Une seconde stratégie est de tenter d'attribuer a priori une probabilité aux actions de l'adversaire, et d'opter pour la meilleure réponse adaptée. Ainsi, si (2) attribue une probabilité 50/50 aux options de (1), il doit jouer aussi à 50/50 (B) et (C). Mais l'adversaire n'est pas un dé qui se comporte au hasard : lui aussi va anticiper. Si c'est (1) qui réfléchit, il voit bien qu'il est absurde de supposer que (2) va jouer (A) dans un tiers des cas. Là encore il y a certainement mieux à faire.

Introduction de probabilités

John von Neumann est parvenu à sortir de cet imbroglio à l'aide des probabilités. Au lieu de décider fermement d'une action, chaque joueur va agir de façon probabiliste, chaque coup étant choisi par hasard avec un processus aléatoire (par exemple un jeu de dès, ou une « table de valeurs aléatoires »).

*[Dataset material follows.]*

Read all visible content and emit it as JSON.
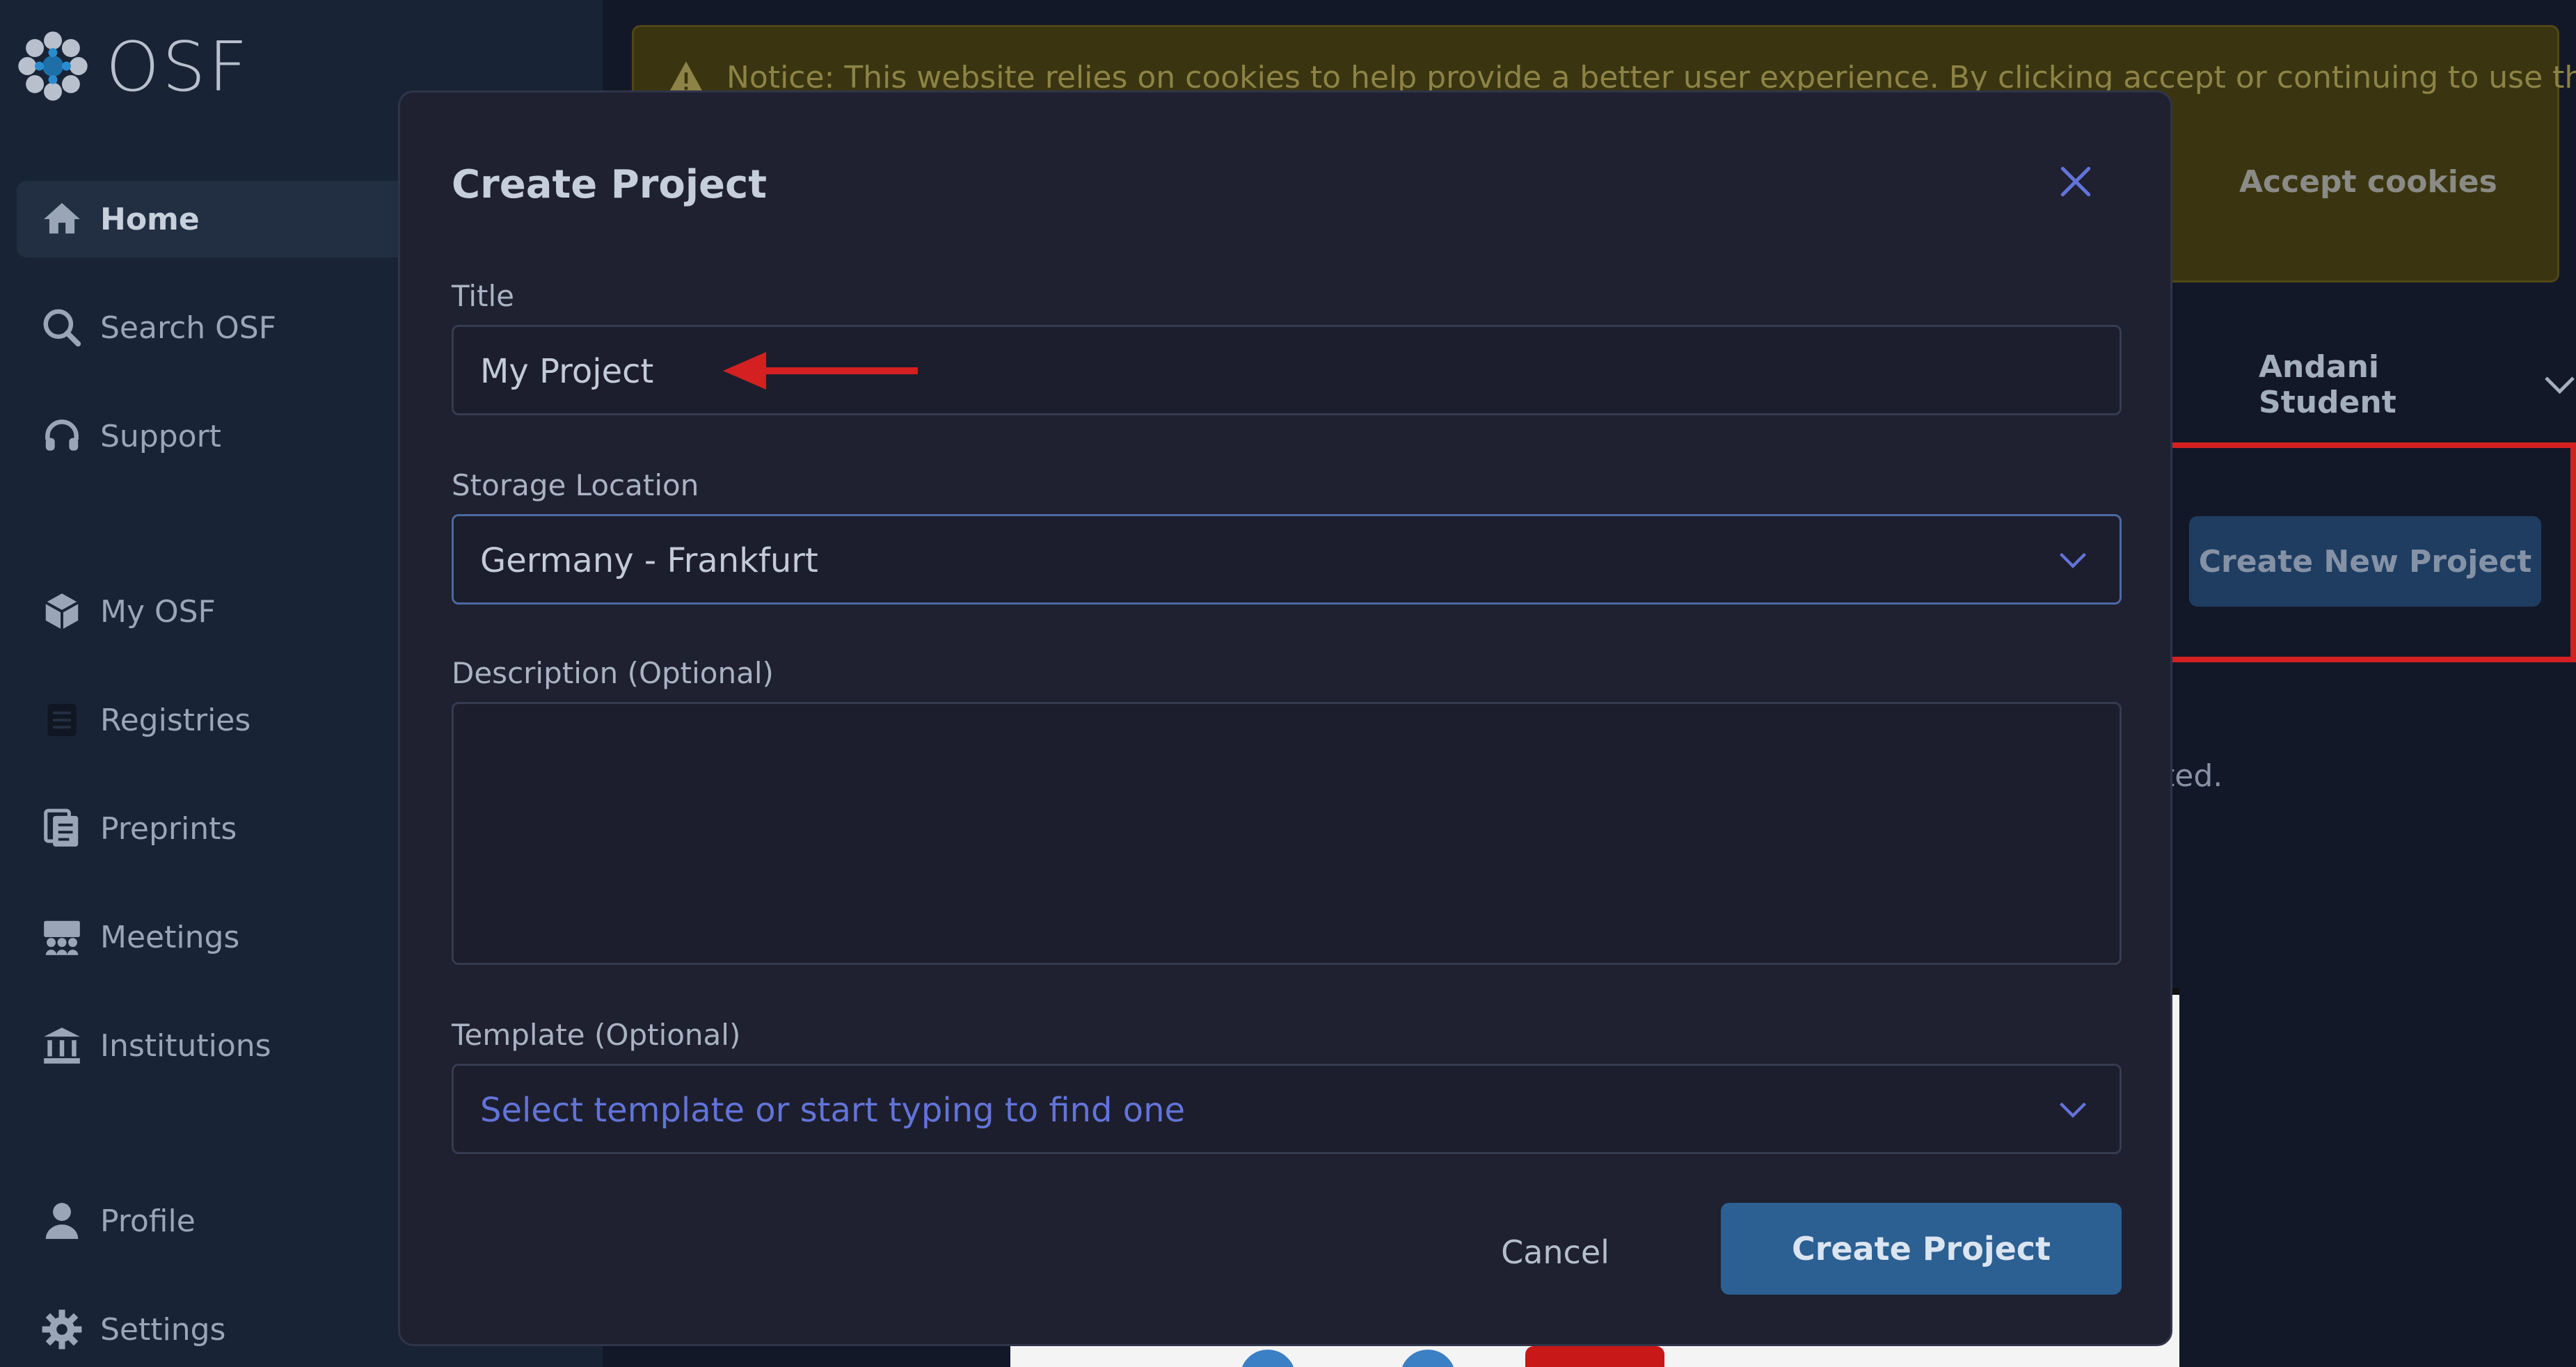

Il est clair que l'adversaire ne peut pas deviner notre comportement si nous ne le connaissons pas d'avance nous-mêmes.

La solution que von Neumann fournit au problème constitue le théorème du minimax.

Point-selle

Il est remarquable que ce choix stratégique reste le meilleur même si l'adversaire en a connaissance.

On est ainsi amené à introduire le concept intéressant, dans les stratégies mixtes, de « point-selle » : il s'agit du choix de probabilité optimal pour les deux joueurs : celui qui s'en écarte se pénalise du même coup (même si cette stratégie lui est défavorable, car les autres le seront encore plus). Le thème avait été entrevu par Auguste Detœuf : « Si vous n'avez qu'un risque sur mille d'être convaincu de mensonge, ne mentez pas plus d'une fois sur mille, car cette fois-là annulera à elle seule toutes les autres où vous avez dit la vérité ». Detœuf, industriel responsable, évite sciemment de préciser qu'il y aura parfois même avantage à mentir effectivement une fois sur mille plutôt que dire toujours la vérité.

Les stratégies mixtes sont empiriquement bien connues des diplomates et des joueurs de poker, qui savent les bénéfices potentiels obtenus en cachant leurs plans, même quand il y en a un qui semble évident. Cette idée frappera Philip K. Dick qui lui consacrera son roman Loterie solaire.

Notes et références

  1. Cet exemple est évoqué dans un cours de management à la Rai Foundation (en), disponible en ligne (en)[PDF] (consulté le 15 février 2009).
  2. Cet exemple est issu de (en) Ken Binmore, Playing for Real : A Text on Game Theory, Oxford University Press US, , 639 p. (ISBN 978-0-19-530057-4, lire en ligne), exercice 30, p. 250.